Jeudi, 18 septembre 2003

Je me suis rappelé des paroles confiées par un amoureux de la Garonne « … elle reflète l’esprit des gens, elle coule avant, en même temps et après toi, ce n’est pas un fleuve, c’est un état d’être… » et j’ai voulu en savoir plus. J’ai voulu savoir où elle naissait.

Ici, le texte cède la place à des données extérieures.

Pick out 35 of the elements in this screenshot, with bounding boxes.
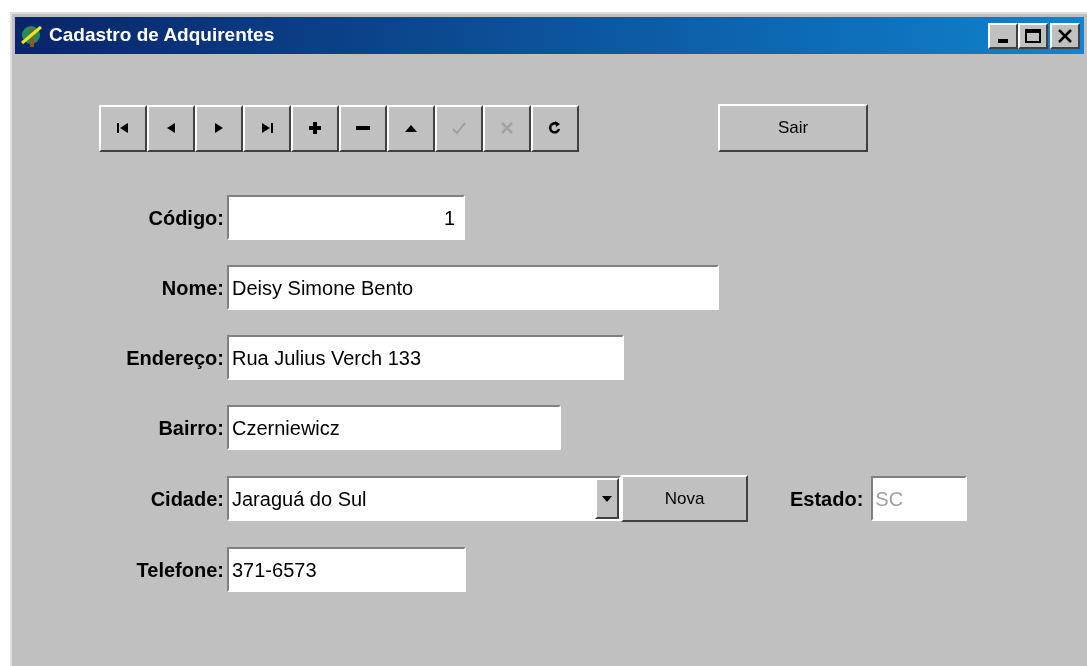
minimize-icon: [998, 38, 1008, 43]
maximize-icon: [1025, 28, 1041, 43]
navigator-button[interactable]: [531, 104, 579, 152]
field-label: Bairro:: [157, 415, 225, 441]
navigator-button[interactable]: [147, 104, 195, 152]
maximize-button[interactable]: [1018, 22, 1048, 49]
navigator-button[interactable]: [243, 104, 291, 152]
dropdown-value: Jaraguá do Sul: [231, 486, 368, 512]
input-field[interactable]: Czerniewicz: [227, 405, 561, 450]
input-field[interactable]: Rua Julius Verch 133: [227, 335, 624, 380]
close-icon: [1058, 28, 1072, 43]
input-field[interactable]: 1: [227, 195, 465, 240]
field-label: Endereço:: [125, 345, 225, 371]
plus-icon: [306, 119, 324, 137]
input-field[interactable]: 371-6573: [227, 547, 466, 592]
new-city-button[interactable]: Nova: [621, 475, 748, 522]
input-field[interactable]: Deisy Simone Bento: [227, 265, 719, 310]
minus-icon: [356, 126, 370, 130]
navigator-button[interactable]: [99, 104, 147, 152]
navigator-button[interactable]: [291, 104, 339, 152]
field-label: Estado:: [790, 486, 864, 512]
exit-button[interactable]: Sair: [718, 104, 868, 152]
field-label: Cidade:: [149, 486, 225, 512]
navigator-button[interactable]: [387, 104, 435, 152]
minimize-button[interactable]: [988, 22, 1018, 49]
navigator-button[interactable]: [339, 104, 387, 152]
window-title: Cadastro de Adquirentes: [49, 23, 275, 48]
navigator-button[interactable]: [195, 104, 243, 152]
field-label: Telefone:: [135, 557, 225, 583]
close-button[interactable]: [1050, 22, 1080, 49]
field-label: Código:: [147, 205, 225, 231]
dropdown-field[interactable]: Jaraguá do Sul: [227, 476, 621, 521]
caret-down-icon: [602, 495, 612, 502]
dropdown-arrow-button[interactable]: [595, 478, 619, 519]
field-label: Nome:: [160, 275, 225, 301]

Car à la différence de nous, la question n’est pas « quand » mais « où ». Le temps est un fleuve lui aussi.
Et j’ai découvert un mystère, un vrai mystère : personne ne dit la même chose quant à l’endroit où elle sort de la terre pour devenir « La Garonne ». Et pour en avoir le cœur net, je suis parti là-haut, en Espagne, dans la vallée d’Aran pour la voir naître de mes yeux.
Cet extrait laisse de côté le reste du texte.